Accusativus cum infinitivo
Uit Wikipedia, de vrije encyclopedie
De Accusativus cum Infinitivo, een lijdend voorwerp met een infinitief, is een zeer populaire grammaticale constructie in het Latijn en het Grieks. Ook in het Engels komt een constructie voor die hierop lijkt. Dikwijls wordt de afkorting A.c.I. gebruikt.
Inhoud |
[bewerk] Nederlands
In het Nederlands wordt deze constructie ook gebruikt. Er is minstens één spreekwoord dat volgens de Latijnse A.c.I.-constructie is gevormd: "Elk meent zijn uil een valk te zijn". Verwant met de Latijnse constructie zijn zinnen van het type "Ik vind dit niet kunnen."
Algemener is de A.c.I. in zinnen die een zintuigelijke waarneming beschrijven, met name bij de werkwoorden zien en horen:
- Ik zag hem net naar buiten gaan
- Hoor je de kat niet spinnen?
Als je dat in 'gewoon' Nederlands zou zeggen, zou je zeggen Iedereen meent dat zijn uil een valk is of Ik vind dat dit niet kan. De Latijnse A.c.I. is dus de tegenhanger van de Nederlandse zin die wordt ingeleid met het (grammaticaal verbindend) voegwoord dat (dat bijna niet voorkomt in het Latijn).
Enkele voorbeelden :
In het Nederlands zeg je:
- Ik zeg dat hij praat. i.p.v. Ik zeg hem praten.
- Wij hoorden dat Ascanius weggegaan was. i.p.v. Wij hoorden Ascanius weggegaan zijn.
- Hij meende dat zij het impluvium zag. i.p.v. Hij meende haar het impluvium zien.
[bewerk] Latijn
Enkele Latijnse voorbeelden :
- Audio eum advenire : Ik hoor dat hij aankomt.
- Dicit eos tacere : Hij zegt dat zij zwijgen.
- Audio eum epistulam scribere : Ik hoor dat hij een brief schrijft.
[bewerk] Engels
Enkele Engelse voorbeelden :
- I want you to do the dishes : Ik wil dat jij de afwas doet.
- I told him to get stuffed! : Ik zei dat hij de pot op kon!

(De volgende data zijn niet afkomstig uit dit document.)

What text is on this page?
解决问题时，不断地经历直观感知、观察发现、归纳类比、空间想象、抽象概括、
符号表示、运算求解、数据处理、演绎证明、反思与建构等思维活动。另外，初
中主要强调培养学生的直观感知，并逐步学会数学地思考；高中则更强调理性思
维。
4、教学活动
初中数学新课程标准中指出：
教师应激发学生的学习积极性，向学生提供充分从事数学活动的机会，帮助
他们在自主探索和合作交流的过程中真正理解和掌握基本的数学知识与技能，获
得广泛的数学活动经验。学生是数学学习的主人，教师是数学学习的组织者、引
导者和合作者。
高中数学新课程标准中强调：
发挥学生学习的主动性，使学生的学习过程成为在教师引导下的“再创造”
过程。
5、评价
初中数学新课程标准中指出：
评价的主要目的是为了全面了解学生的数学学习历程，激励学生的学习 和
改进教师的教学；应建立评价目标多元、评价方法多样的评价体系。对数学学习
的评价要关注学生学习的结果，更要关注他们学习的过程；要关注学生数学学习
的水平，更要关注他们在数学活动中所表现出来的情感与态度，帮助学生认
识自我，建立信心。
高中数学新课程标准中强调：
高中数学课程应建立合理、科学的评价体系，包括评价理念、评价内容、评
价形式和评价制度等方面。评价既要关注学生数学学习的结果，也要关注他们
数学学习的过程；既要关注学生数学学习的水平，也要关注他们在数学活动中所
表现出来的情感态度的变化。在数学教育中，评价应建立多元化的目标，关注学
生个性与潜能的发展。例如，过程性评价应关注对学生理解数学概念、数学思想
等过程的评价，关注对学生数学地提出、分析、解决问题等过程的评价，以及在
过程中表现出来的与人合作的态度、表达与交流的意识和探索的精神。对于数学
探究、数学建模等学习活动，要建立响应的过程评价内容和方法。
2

- The PM demands Parliament to reconsider the motion: De premier eist, dat het parlement de motie heroverweegt.
[bewerk] Infinitivus
Zoals je ziet wordt de infinitief, Latijn: infinitivus, opgeschreven en niet de verbuiging van het werkwoord. Je vertaalt het in het Nederlands met vervoeging. Voorbeeld: Audio eum advenire i.p.v. Audio eum advenit. In het Engels wordt de infinitief gevormd door het voorvoegels to.

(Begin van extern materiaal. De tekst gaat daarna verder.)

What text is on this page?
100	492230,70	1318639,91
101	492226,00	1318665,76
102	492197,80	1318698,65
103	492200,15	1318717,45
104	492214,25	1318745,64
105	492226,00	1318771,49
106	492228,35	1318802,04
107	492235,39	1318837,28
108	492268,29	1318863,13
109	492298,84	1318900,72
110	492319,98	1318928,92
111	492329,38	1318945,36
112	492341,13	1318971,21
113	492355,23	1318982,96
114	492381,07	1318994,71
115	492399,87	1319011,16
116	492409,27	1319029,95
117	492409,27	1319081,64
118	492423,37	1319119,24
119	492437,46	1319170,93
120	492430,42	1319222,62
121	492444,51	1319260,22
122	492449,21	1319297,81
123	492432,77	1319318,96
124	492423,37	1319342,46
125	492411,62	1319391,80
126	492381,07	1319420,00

In de A.c.I. wordt de infinitivus de persoonsvorm en de accusativus het onderwerp.
[bewerk] Objects- en subjectsaccusativus
Alles wat in de A.c.I. staat, is accusativus. Toch kan je er een 'subjectsaccusativus' in zetten. In de volgende zin:
Audio eum epistulam scribere
Is eum (hij) het onderwerp en epistulam (een brief) lijdend voorwerp. Toch staan ze beide in de accusativus. Zo moet je dus in de A.c.I. als het ware 'kiezen' wat je als onderwerp en wat je als lijdend voorwerp gebruikt. In het voorbeeld is eum de subjectsaccusativus en epistulam de objectsaccusativus. Het voorbeeld zou je dus kunnen vertalen als:
- Ik hoor dat een brief hem schrijft
of
- Ik hoor dat hij een brief schrijft
In deze zin is het natuurlijk duidelijk dat eum de subjectsaccusativus is en epistulam de objectsaccusativus, maar dat is niet altijd duidelijk (zie onderaan pagina). Vaak maakt de context het duidelijk, maar als dat niet het geval is, kun je het beste de eerste accusativus als onderwerp gebruiken.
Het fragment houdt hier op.